Saturday, April 14, 2018

My Redacted Life: Chapter One (Cont. 3)

There is something about crossing the Mississippi River. No matter which way you’re going, you’re going someplace new. Certainly, that’s how I felt as I continued my second full day after separation from military service.

The ancients must have been in awe when they saw it for the first time. Wide and muddy, it has no reason to argue or brag. It’s the goddam Mississippi River and you can take or leave it. Much of America takes it. The basin covers more than 1,245,000 square miles, including all or parts of 31 U.S. states and two Canadian provinces.

Years later I would read, at least three times, one of the greatest books ever written about one river. Back then, I was just fascinated all over again by the muddy expanse.

I descended into Arkansas and immediately came upon Lake Chicot and the city of Lake Village. I couldn’t have counted the many happy hours I’ve spent fishing on that Lake. It was divided then into two parts, one was constantly muddy from undeterred runoff. They used to have powerboat races on it when I was young. The other half was dark blue water that housed some of the best fishing in the state.

My father had taken up fishing trips when my brother was old enough for excursions. Lake Chicot was a favorite. It was long and narrow. You could paddle across it easily. As I drove by that day, I could almost re-smell the soft fragrance of willow trees of an early morning as we set off to our favorite fishing spot. No wild rides, no fancy musical shows, no entertainment spectacles, just a boy and his dad crossing a welcoming lake in the pre-dawn stillness. If there is a better time on earth for a young boy, I can’t imagine it.

There had been times, when I stared, rifle in hand, at the jungles leading up Monkey Mountain at Da Nang, when I had tried to relive one of those trips in my mind, just to pass the post-midnight hours. Now, here I was, all grown-up and wiser, back again.

Leaving Lake Village, I headed toward McGehee, then a thriving farm community that still housed an active railroad depot and thriving business district. Although I didn’t know it at the time, a few miles to the north one could find the remnants of the Rower Relocation Center, a World War Two concentration camp where Japanese-American families had been held as prisoners by a country that had abandoned love and grace. All that is left there is a cemetery and a monument to the 442nd Regimental Combat Team.

442nd Monument at Rower
That was a regiment manned by Japanese-American citizens, whose families were incarcerated in places like the Rower Center. These men wanted to prove their loyalty to their country and were finally allowed to participate in the European Theater. The 442nd became the most decorated unit of its size in U.S. military history. In less than two years of combat, the unit earned more than 18,000 awards, including 9,486 Purple Hearts, 4,000 Bronze Stars and 21 Medals of Honor.

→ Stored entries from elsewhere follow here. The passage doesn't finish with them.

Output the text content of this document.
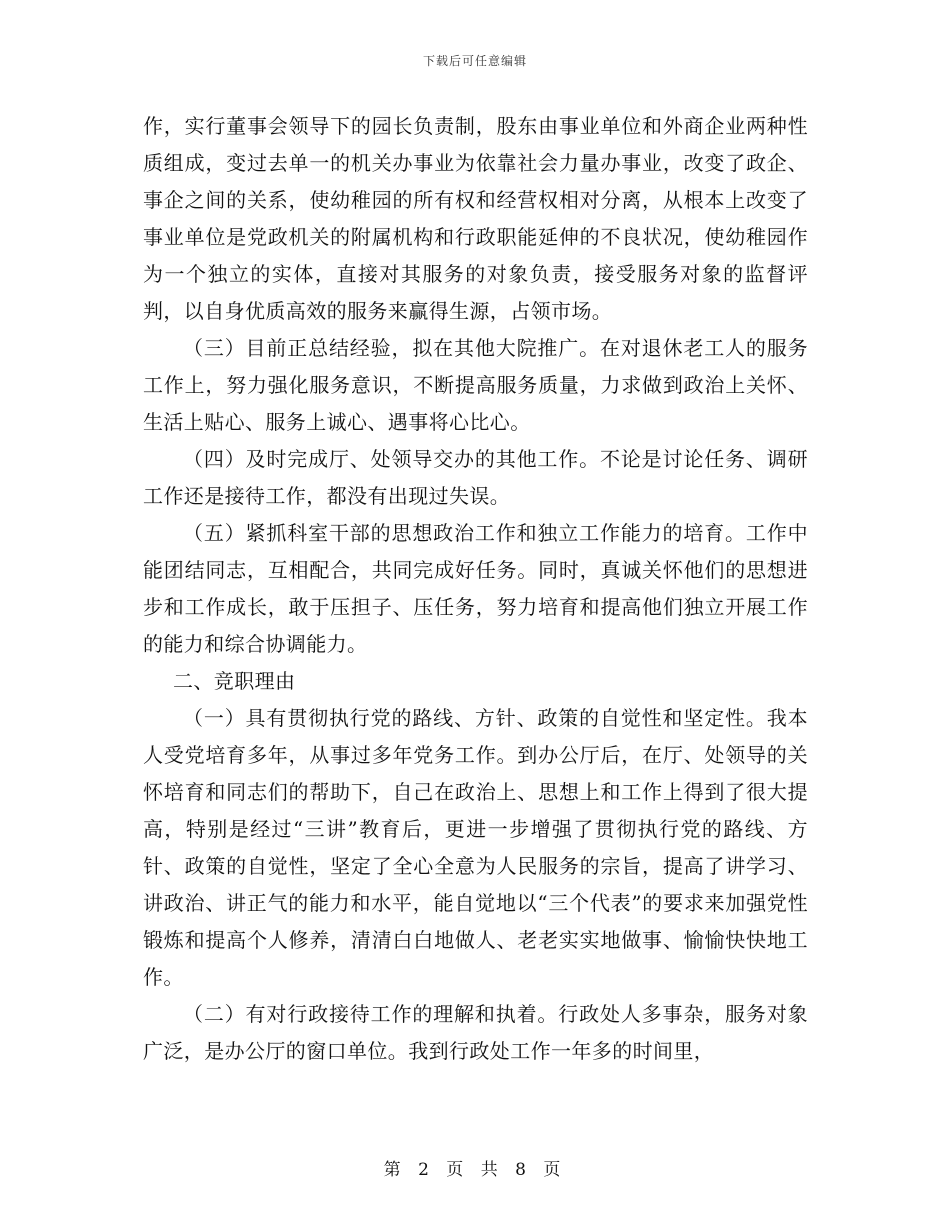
下载后可任意编辑

作，实行董事会领导下的园长负责制，股东由事业单位和外商企业两种性质组成，变过去单一的机关办事业为依靠社会力量办事业，改变了政企、事企之间的关系，使幼稚园的所有权和经营权相对分离，从根本上改变了事业单位是党政机关的附属机构和行政职能延伸的不良状况，使幼稚园作为一个独立的实体，直接对其服务的对象负责，接受服务对象的监督评判，以自身优质高效的服务来赢得生源，占领市场。

（三）目前正总结经验，拟在其他大院推广。在对退休老工人的服务工作上，努力强化服务意识，不断提高服务质量，力求做到政治上关怀、生活上贴心、服务上诚心、遇事将心比心。

（四）及时完成厅、处领导交办的其他工作。不论是讨论任务、调研工作还是接待工作，都没有出现过失误。

（五）紧抓科室干部的思想政治工作和独立工作能力的培育。工作中能团结同志，互相配合，共同完成好任务。同时，真诚关怀他们的思想进步和工作成长，敢于压担子、压任务，努力培育和提高他们独立开展工作的能力和综合协调能力。

二、竞职理由

（一）具有贯彻执行党的路线、方针、政策的自觉性和坚定性。我本人受党培育多年，从事过多年党务工作。到办公厅后，在厅、处领导的关怀培育和同志们的帮助下，自己在政治上、思想上和工作上得到了很大提高，特别是经过“三讲”教育后，更进一步增强了贯彻执行党的路线、方针、政策的自觉性，坚定了全心全意为人民服务的宗旨，提高了讲学习、讲政治、讲正气的能力和水平，能自觉地以“三个代表”的要求来加强党性锻炼和提高个人修养，清清白白地做人、老老实实地做事、愉愉快快地工作。

（二）有对行政接待工作的理解和执着。行政处人多事杂，服务对象广泛，是办公厅的窗口单位。我到行政处工作一年多的时间里，

第 2 页 共 8 页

A few years ago, my family and I attended a ceremony in McGehee to dedicate a museum in memory of the Rower Center. A college classmate attended. He had been born there. George Takei attended as well. He spoke, and described how, as a five-year-old, sent there with his family, He was forced to face the American flag each morning, with the barbed wire fences in the background, and recite the Pledge of Allegiance.

I didn’t know all this at the time. I was simply heading down the highway of my future, across a country that had just robbed me of four years of my life.